I have Application
protocol with 2 variables. And I have component
struct that has a variable, which confirms to Application
protocol. I need to save this struct
in disk . So I'm confirming it to Codable
protocol. While doing so I'm getting an error like this ,
"Protocol type 'Application' cannot conform to 'Decodable' because only concrete types can conform to protocols"
Here is my code,
public protocol Application {
var name : String {get}
var ownerName : String {get}
}
public struct component : Codable {
let application : Application
private enum CodingKeys: String, CodingKey {
case application
}
public init(from decoder: Decoder) throws {
let values = try decoder.container(keyedBy: CodingKeys.self)
application = try values.decode(Application.self, forKey: .application)
}
public func encode(to encoder: Encoder) throws {
var container = encoder.container(keyedBy: CodingKeys.self)
try container.encode(application, forKey: .application)
}
}
I'm new to swift so sorry if I'm missing something very obvious.
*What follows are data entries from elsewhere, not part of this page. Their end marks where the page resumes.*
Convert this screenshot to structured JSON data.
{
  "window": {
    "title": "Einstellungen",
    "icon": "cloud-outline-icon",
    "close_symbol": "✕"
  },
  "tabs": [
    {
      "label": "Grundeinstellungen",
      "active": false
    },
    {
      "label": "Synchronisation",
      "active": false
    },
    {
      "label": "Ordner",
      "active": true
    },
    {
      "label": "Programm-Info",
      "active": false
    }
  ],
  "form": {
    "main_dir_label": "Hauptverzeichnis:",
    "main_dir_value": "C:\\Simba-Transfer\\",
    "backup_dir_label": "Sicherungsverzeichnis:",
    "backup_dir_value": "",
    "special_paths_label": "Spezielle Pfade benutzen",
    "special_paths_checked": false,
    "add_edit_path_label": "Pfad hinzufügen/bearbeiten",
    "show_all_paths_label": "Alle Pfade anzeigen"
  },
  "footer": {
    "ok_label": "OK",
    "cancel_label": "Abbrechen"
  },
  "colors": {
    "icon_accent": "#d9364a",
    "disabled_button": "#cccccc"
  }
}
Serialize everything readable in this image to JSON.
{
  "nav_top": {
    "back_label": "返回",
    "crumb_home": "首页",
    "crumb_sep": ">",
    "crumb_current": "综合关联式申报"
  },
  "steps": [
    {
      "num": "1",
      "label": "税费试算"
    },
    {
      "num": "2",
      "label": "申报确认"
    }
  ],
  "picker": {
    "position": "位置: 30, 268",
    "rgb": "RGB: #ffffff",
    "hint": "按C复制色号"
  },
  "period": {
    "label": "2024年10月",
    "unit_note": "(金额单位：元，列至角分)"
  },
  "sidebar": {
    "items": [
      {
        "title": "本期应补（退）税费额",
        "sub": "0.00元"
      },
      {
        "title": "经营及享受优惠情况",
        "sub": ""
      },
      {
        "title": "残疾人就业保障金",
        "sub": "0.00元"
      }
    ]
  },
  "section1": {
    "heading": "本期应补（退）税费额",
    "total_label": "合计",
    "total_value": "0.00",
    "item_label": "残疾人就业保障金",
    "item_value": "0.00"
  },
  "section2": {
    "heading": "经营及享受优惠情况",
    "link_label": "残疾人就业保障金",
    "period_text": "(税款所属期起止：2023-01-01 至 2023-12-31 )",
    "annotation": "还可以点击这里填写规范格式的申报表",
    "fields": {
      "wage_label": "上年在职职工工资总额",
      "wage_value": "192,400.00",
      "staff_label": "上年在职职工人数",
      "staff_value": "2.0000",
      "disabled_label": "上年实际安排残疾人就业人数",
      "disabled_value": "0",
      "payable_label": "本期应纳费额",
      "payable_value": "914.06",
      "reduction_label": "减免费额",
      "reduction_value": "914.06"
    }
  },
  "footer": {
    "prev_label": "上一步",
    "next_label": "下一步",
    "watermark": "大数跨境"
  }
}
Im not able to fix this and I need some help in right direction. Thank you in advance.
How you address this strongly depends on the problem you're solving.
If you want to store and load exactly these two keys in JSON, then Application should be a struct (as jawadAli notes).
If you mean to store more information, but a given Component is tied to exactly one type of Application, then you want Component to be generic:
public struct Component<App: Application & Codable> : Codable {
let application : App
...
}
Note the addition of & Codable
. If all things that conform to Application should be Codable, then you can make that a requirement of Application
:
public protocol Application: Codable {
var name : String {get}
var ownerName : String {get}
}
It is important to understand that this does not make Application conform to Codable. It means that in order to conform to Application, a type must also conform to Codable. It is never possible to decode an abstract type (i.e. a protocol).
If you mean to store more information, but a given Component doesn't actually know what kind of Application it holds, then this is a more complicated problem (and often over-complicated and should be rethought; if you find you're using a lot of as?
tests, then you should almost certainly redesign). If that's your problem, you should explain a bit more what problem you're solving, and we can discuss how to solve it. (It generally requires some kind of dynamic type registration system, and a JSON format that supports metadata about types. Or you can switch to NSCoder and not use JSON.)